At close of business last night (or actually early this morning), Republicans had won a net gain of seven Senate seats:
- West Virginia
- North Carolina (surprise)
- South Dakota
The GOP also held serve on Georgia without having to go to a runoff. At this moment, the Peach State has counted 90% of its vote, and David Perdue — who was supposedly slipping a month ago — has an eight-point lead over Michelle Nunn. They also held serve in Kansas, where the RNC pulled out all stops to rescue Pat Roberts, who now has a nine-point lead over crypto-Democrat Greg Orman. (Kansas also re-elected the supposedly doomed Sam Brownback as governor, about which more later as well.)
That gives the GOP 52 seats, a solid majority, for the next two years. But they are not done yet. Louisiana will have a runoff election in early December, and incumbent Mary Landrieu is in serious trouble. In a three way race against two Republicans, Landrieu barely stayed ahead of Bill Cassidy, only getting a 16,000-vote lead over Cassidy. Combined, the two Republicans got almost 200,000 more votes than Landrieu in a race were 1.4 million votes were cast. Landrieu is toast in a runoff, especially since the special-election turnout model will likely favor Republicans even more.
That makes 53, but we’re still not done. Alaska’s returned about 73% of its vote, and Dan Sullivan has hung onto a four-point lead over incumbent Democrat Mark Begich. That race could still turn; Alaska’s a difficult state to predict and to poll. Sullivan appeared to be leading in polls, and it at least looks a little more likely that he’ll pull out the win.
That would bring the GOP caucus to 54. In the longest shot still on the table, Democratic incumbent Mark Warner is leading in Virginia over Ed Gillespie, but only by 12,000 votes, and 5% of the precincts have not yet reported. Warner has claimed victory, but Gillespie has refused to concede and may want a re-canvass of votes before doing so. If Gillespie pulls this out, then that would give the GOP 55 seats in the Senate — but again, this is a long shot at the moment.
That’s still not the end, although those are the last of the open races. Angus King in Maine has some decisions to make now. The independent who replaced Olympia Snowe has caucused with Democrats since taking office in January 2013. That made sense for King and for Maine, as Democrats had the majority, and King was a Democrat before becoming an independent in 1994’s gubernatorial election. Life in the minority will not be pleasant for King, and his endorsements of Susan Collins and Lamar Alexander in Senate elections this year might be a signal that he’d be open to a flip.
He may not be the only one, either. West Virginia turned totally red in this year’s election; their state legislature went Republican, Shelly Moore Capito won the open Senate seat, and the only WV Democrat in the House (Nick Rahall) lost his seat by 10 points. West Virginia will not be friendly turf for Democrats, not even one as popular as Joe Manchin, who sits in the other Senate seat. He may not like life in the lesser lane either, and he’s even more temperamentally suited for the GOP caucus than King.

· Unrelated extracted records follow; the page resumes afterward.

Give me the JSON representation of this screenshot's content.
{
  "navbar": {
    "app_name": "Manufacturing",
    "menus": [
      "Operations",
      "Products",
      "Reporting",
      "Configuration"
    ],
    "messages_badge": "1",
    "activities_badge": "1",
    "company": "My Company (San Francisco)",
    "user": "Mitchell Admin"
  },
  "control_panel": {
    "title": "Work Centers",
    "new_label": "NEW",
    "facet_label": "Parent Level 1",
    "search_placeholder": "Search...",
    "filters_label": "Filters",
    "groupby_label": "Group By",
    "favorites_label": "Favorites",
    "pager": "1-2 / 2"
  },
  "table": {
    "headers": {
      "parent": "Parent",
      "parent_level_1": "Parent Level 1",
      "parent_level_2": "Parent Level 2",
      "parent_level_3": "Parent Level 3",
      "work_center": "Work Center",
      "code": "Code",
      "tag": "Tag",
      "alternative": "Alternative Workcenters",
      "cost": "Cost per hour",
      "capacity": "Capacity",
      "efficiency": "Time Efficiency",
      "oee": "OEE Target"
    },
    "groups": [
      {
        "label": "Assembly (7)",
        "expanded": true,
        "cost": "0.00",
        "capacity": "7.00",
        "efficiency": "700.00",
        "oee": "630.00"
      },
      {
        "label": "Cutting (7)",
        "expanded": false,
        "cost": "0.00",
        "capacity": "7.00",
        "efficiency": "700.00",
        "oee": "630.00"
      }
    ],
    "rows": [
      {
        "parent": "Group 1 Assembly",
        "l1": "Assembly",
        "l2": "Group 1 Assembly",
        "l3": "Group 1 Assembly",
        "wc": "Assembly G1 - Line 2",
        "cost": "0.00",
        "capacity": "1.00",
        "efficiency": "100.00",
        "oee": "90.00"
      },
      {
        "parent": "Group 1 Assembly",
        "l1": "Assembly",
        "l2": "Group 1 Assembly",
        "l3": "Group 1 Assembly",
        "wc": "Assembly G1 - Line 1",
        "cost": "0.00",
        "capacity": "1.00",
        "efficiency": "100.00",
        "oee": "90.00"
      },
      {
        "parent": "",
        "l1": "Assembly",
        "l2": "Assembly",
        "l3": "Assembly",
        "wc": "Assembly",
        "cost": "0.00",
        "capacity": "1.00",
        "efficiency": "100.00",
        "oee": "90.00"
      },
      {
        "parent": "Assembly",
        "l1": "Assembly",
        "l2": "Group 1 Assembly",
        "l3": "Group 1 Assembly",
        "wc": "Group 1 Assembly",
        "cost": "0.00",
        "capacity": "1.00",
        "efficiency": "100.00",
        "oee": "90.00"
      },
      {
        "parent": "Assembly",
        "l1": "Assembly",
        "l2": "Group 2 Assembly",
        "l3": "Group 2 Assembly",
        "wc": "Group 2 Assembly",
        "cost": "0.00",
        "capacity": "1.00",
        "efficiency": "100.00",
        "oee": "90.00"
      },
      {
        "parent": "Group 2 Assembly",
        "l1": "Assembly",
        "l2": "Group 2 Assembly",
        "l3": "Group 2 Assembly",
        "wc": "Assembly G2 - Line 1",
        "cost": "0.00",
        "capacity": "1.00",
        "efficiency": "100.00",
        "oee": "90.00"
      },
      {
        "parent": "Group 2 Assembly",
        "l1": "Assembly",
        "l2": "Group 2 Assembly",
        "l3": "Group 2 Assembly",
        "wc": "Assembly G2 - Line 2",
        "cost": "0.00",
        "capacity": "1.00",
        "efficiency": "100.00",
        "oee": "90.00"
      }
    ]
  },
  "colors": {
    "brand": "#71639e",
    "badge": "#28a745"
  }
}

There is a potential ceiling here of 57 seats for the Republicans, and certainly 56 is within the realm of probability. That would make it very difficult for Democrats to win back control in 2016, as the odds get much longer after one gets to R+53 in the Senate. King would flip back if they got close enough for it to matter, but Manchin wants to win re-election in West Virginia and the progressive tilt of Democrats and the legacy of Barack Obama practically force Manchin to realign himself, and sooner rather than later.
I’ll predict that the 114th Congress starts with at least 55 Senators in the Republican caucus. Those are the consequence of wave elections, and of setting precedents for abusing the minority in the years preceding them.